California state assemblyman John Pérez (D-Los Angeles) has proposed legislation that would remove a loophole and effectively raise taxes for some out-of-state corporations to help middle-income college students pay for tuition.
If you’re a college student in California, that’s welcome news. But those mega-corporations — like Chrysler, GM, Procter and Gamble, Kimberly-Clark, and International Paper — are not your friends. They’ve launched California Employers Against Higher Taxes, an effort aimed at stopping AB 1500 from becoming law.
The irony of that name, of course, is that none of these employers have their headquarters in California.
The legislation makes more than $150 million in additional aid available to community colleges, as well as more scholarships for students from families making less than $150,000 year.
Of course, the group California Employers Against Higher Taxes has its own version of reality. Spokesman Peter DeMarco argued that increasing taxes would lead to job loss for the middle class, the opposite of what the bill wants.

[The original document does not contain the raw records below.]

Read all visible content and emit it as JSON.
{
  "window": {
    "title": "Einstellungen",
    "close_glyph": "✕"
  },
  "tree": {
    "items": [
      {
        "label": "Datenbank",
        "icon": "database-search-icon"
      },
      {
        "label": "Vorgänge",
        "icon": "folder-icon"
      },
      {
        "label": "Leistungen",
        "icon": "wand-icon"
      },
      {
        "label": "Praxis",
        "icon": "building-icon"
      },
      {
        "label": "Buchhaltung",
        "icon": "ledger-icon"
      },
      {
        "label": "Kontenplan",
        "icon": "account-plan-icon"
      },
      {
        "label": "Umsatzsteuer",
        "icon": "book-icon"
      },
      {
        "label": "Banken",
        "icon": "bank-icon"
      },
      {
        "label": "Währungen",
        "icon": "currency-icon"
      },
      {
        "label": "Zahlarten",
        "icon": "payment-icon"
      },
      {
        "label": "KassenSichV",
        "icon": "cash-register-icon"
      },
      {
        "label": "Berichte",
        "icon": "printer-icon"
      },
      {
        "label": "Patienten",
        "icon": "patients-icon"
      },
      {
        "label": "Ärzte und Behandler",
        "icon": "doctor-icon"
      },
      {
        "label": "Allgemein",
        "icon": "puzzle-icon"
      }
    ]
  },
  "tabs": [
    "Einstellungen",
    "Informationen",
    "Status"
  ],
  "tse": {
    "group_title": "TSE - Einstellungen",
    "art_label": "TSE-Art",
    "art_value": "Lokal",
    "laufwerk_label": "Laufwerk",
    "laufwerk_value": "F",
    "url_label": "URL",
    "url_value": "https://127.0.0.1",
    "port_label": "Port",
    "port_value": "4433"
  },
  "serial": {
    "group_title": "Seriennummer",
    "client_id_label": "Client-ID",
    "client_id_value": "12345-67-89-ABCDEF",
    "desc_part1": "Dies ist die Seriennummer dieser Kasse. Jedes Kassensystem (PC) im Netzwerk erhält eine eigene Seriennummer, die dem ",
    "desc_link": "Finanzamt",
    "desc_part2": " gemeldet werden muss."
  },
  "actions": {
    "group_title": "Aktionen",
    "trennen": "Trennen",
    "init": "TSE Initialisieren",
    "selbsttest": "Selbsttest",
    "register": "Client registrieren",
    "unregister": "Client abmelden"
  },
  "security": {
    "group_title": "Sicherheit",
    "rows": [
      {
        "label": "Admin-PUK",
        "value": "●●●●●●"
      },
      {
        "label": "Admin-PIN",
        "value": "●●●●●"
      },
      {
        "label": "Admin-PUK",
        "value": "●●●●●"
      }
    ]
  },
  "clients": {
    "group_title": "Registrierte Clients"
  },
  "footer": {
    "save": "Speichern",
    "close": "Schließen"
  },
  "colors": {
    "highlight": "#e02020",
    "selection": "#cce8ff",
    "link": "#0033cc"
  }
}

DeMarco told the Sacramento Bee:
“It’s a billion dollar tax increase.”
A spokesman for Pérez, however, contends that the benefits to middle-class families would far outweigh the drawbacks of taxing huge out-of-state corporations:
“Every member of the Legislature will have a choice: Will they stand with major out-of-state companies or with working families? We believe the Legislature will stand with California’s middle-class families.”
Strangely, California Employers for Against Higher Taxes has yet to hire lobbyists or make political contributions. You can be that’ll change quickly if the bill begins to gain traction and these giants are faced with the specter of higher taxes.